11. A lei jusfundamental consagrou a existência de diferentes categorias de tribunais sob um critério de repartição de competências de modo que as funções judiciais são atribuídas a vários órgãos enquadrados em jurisdições diferenciadas e independentes entre si [cfr. arts. 211.º, n.º 1, e 212.º, n.º 3, da CRP, 64.º do CPC/2013, 29.º e 40.º, n.º 1, da «LOSJ», 01.º e 04.º do «ETAF»/2004 ou do atual «ETAF»], presente que se os tribunais judiciais têm competência para as causas que não sejam atribuídas a outra ordem jurisdicional [cfr. arts. 64.º do CPC/2013, 40.º, n.º 1, da «LOSJ»] e que, nos termos do n.º 1 do art. 117.º da «LOSJ», «[c]ompete aos juízos centrais cíveis: a) A preparação e julgamento das ações declarativas cíveis de processo comum de valor superior a (euro) 50000,00», resulta, por sua vez, que os tribunais administrativos/fiscais são os «tribunais comuns» em matéria administrativa/fiscal, derivando art. 04.º do «ETAF/2015», preceito convocado pelas instâncias dos TJ’s para fundar seu juízo e no que aqui releva, que «[c]ompete aos tribunais da jurisdição administrativa e fiscal a apreciação de litígios que tenham por objeto questões relativas: … f) Responsabilidade civil extracontratual das pessoas coletivas de direito público, incluindo por danos resultantes do exercício das funções política, legislativa e jurisdicional, sem prejuízo do disposto na alínea a) do n.º 4 do presente artigo; g) Responsabilidade civil extracontratual dos titulares de órgãos, funcionários, agentes, trabalhadores e demais servidores públicos, incluindo ações de regresso; h) Responsabilidade civil extracontratual dos demais sujeitos aos quais seja aplicável o regime específico da responsabilidade do Estado e demais pessoas coletivas de direito público» [n.º 1], pertencendo, ainda, «à jurisdição administrativa e fiscal a competência para dirimir os litígios nos quais devam ser conjuntamente demandadas entidades públicas e particulares entre si ligados por vínculos jurídicos de solidariedade, designadamente por terem concorrido em conjunto para a produção dos mesmos danos ou por terem celebrado entre si contrato de seguro de responsabilidade» [n.º 2].

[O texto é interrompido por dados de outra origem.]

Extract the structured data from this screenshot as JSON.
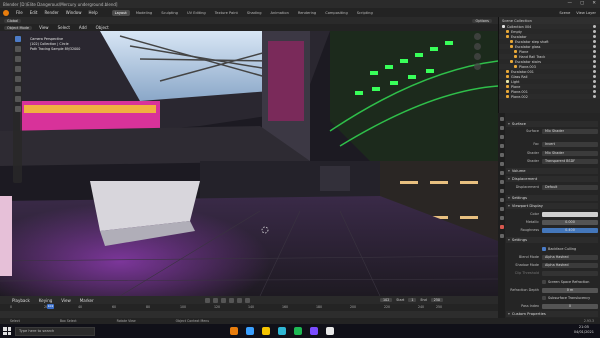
{
  "window": {
    "title": "Blender [D:\\Elite Dangerous\\Mercury underground.blend]",
    "controls": [
      "—",
      "▢",
      "✕"
    ]
  },
  "menubar": {
    "menus": [
      "File",
      "Edit",
      "Render",
      "Window",
      "Help"
    ],
    "workspaces": [
      "Layout",
      "Modeling",
      "Sculpting",
      "UV Editing",
      "Texture Paint",
      "Shading",
      "Animation",
      "Rendering",
      "Compositing",
      "Scripting"
    ],
    "active_workspace": "Layout",
    "scene": "Scene",
    "view_layer": "View Layer"
  },
  "toolbar": {
    "transform": "Global",
    "options": "Options"
  },
  "viewport_header": {
    "mode": "Object Mode",
    "menus": [
      "View",
      "Select",
      "Add",
      "Object"
    ]
  },
  "viewport": {
    "overlay_text": [
      "Camera Perspective",
      "(102) Collection | Circle",
      "Path Tracing Sample 89/32000"
    ]
  },
  "timeline": {
    "menus": [
      "Playback",
      "Keying",
      "View",
      "Marker"
    ],
    "current_frame": "102",
    "start_label": "Start",
    "start_value": "1",
    "end_label": "End",
    "end_value": "250",
    "ticks": [
      "0",
      "20",
      "40",
      "60",
      "80",
      "100",
      "120",
      "140",
      "160",
      "180",
      "200",
      "220",
      "240",
      "250"
    ]
  },
  "statusbar": {
    "items": [
      "Select",
      "Box Select",
      "Rotate View",
      "Object Context Menu"
    ],
    "version": "2.93.3"
  },
  "taskbar": {
    "search_placeholder": "Type here to search",
    "time": "21:05",
    "date": "04/01/2021",
    "icon_colors": [
      "#e87d0d",
      "#3aa0ff",
      "#f5c400",
      "#2fb7d4",
      "#1db954",
      "#7a4cff",
      "#e8e8e8"
    ]
  },
  "outliner": {
    "header": "Scene Collection",
    "rows": [
      {
        "label": "Collection 004",
        "indent": 0,
        "color": "#e0e0e0"
      },
      {
        "label": "Empty",
        "indent": 1,
        "color": "#e8a838"
      },
      {
        "label": "Escalator",
        "indent": 1,
        "color": "#e8a838"
      },
      {
        "label": "Escalator step shaft",
        "indent": 2,
        "color": "#e8a838"
      },
      {
        "label": "Escalator glass",
        "indent": 2,
        "color": "#e8a838"
      },
      {
        "label": "Plane",
        "indent": 3,
        "color": "#e8a838"
      },
      {
        "label": "Hand Rail Track",
        "indent": 3,
        "color": "#e8a838"
      },
      {
        "label": "Escalator stairs",
        "indent": 2,
        "color": "#e8a838"
      },
      {
        "label": "Plane.003",
        "indent": 3,
        "color": "#e8a838"
      },
      {
        "label": "Escalator.001",
        "indent": 1,
        "color": "#e8a838"
      },
      {
        "label": "Glass Rail",
        "indent": 1,
        "color": "#e8a838"
      },
      {
        "label": "Light",
        "indent": 1,
        "color": "#e8e8a8"
      },
      {
        "label": "Plane",
        "indent": 1,
        "color": "#e8a838"
      },
      {
        "label": "Plane.001",
        "indent": 1,
        "color": "#e8a838"
      },
      {
        "label": "Plane.002",
        "indent": 1,
        "color": "#e8a838"
      }
    ]
  },
  "properties": {
    "surface": {
      "title": "Surface",
      "surface_label": "Surface",
      "surface_value": "Mix Shader",
      "fac_label": "Fac",
      "fac_value": "Invert",
      "shader1_label": "Shader",
      "shader1_value": "Mix Shader",
      "shader2_label": "Shader",
      "shader2_value": "Transparent BSDF"
    },
    "volume_title": "Volume",
    "displacement": {
      "title": "Displacement",
      "label": "Displacement",
      "value": "Default"
    },
    "settings_title": "Settings",
    "viewport_display": {
      "title": "Viewport Display",
      "color_label": "Color",
      "metallic_label": "Metallic",
      "metallic_value": "0.000",
      "roughness_label": "Roughness",
      "roughness_value": "0.400"
    },
    "settings2": {
      "title": "Settings",
      "backface_label": "Backface Culling",
      "blend_label": "Blend Mode",
      "blend_value": "Alpha Hashed",
      "shadow_label": "Shadow Mode",
      "shadow_value": "Alpha Hashed",
      "clip_label": "Clip Threshold",
      "ssr_label": "Screen Space Refraction",
      "depth_label": "Refraction Depth",
      "depth_value": "0 m",
      "sss_label": "Subsurface Translucency",
      "pass_label": "Pass Index",
      "pass_value": "0"
    },
    "custom_title": "Custom Properties"
  }
}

12. E, prevenindo a existência de conflitos de competência entre tribunais de cada uma das jurisdições, determinou-se que «[a] lei determina os casos e as formas em que os tribunais previstos nos números anteriores se podem constituir, separada ou conjuntamente, em tribunais de conflitos» [cfr. art. 209.º, n.º 3, da CRP].
13. Presentes os termos/fundamentos em que a pretensão indemnizatória da A. se mostra estribada e, agora, detida pelo ora habilitado «H….», temos que a questão de definição da jurisdição competente aqui objeto de apreciação não é nova neste Tribunal de Conflitos, tendo o mesmo vindo a firmar jurisprudência constante, e relativamente a litígios com idênticos contornos, no sentido da atribuição da competência material à jurisdição comum no que concerne à demanda dos RR. «B…..» [membros dos seus órgãos diretivos, dirigentes e funcionários], «C…..» e «FdR», e à jurisdição administrativa no tocante à demanda dos RR. «BdP» e «CMVM» [cfr., entre outros, os Acs. do Tribunal de Conflitos de 14.02.2019 - Proc. n.º 031/18, de 14.02.2019 - Proc. n.º 046/18, de 11.04.2019 - Proc. n.º 030/18, de 11.04.2019 - Proc. n.º 01/19, de 23.05.2019 - Proc. n.º 039/18, de 30.05.2019 - Proc. n.º 09/19, de 06.06.2019 - Proc. n.º 041/18, de 06.06.2019 - Proc. n.º 02/19, de 19.06.2019 - Proc. n.º 05/19, de 19.06.2019 - Proc. n.º 020/19, todos consultáveis in: «www.dgsi.pt/jcon» - sítio a que se reportarão todas as demais citações de acórdãos deste Tribunal sem expressa referência em contrário].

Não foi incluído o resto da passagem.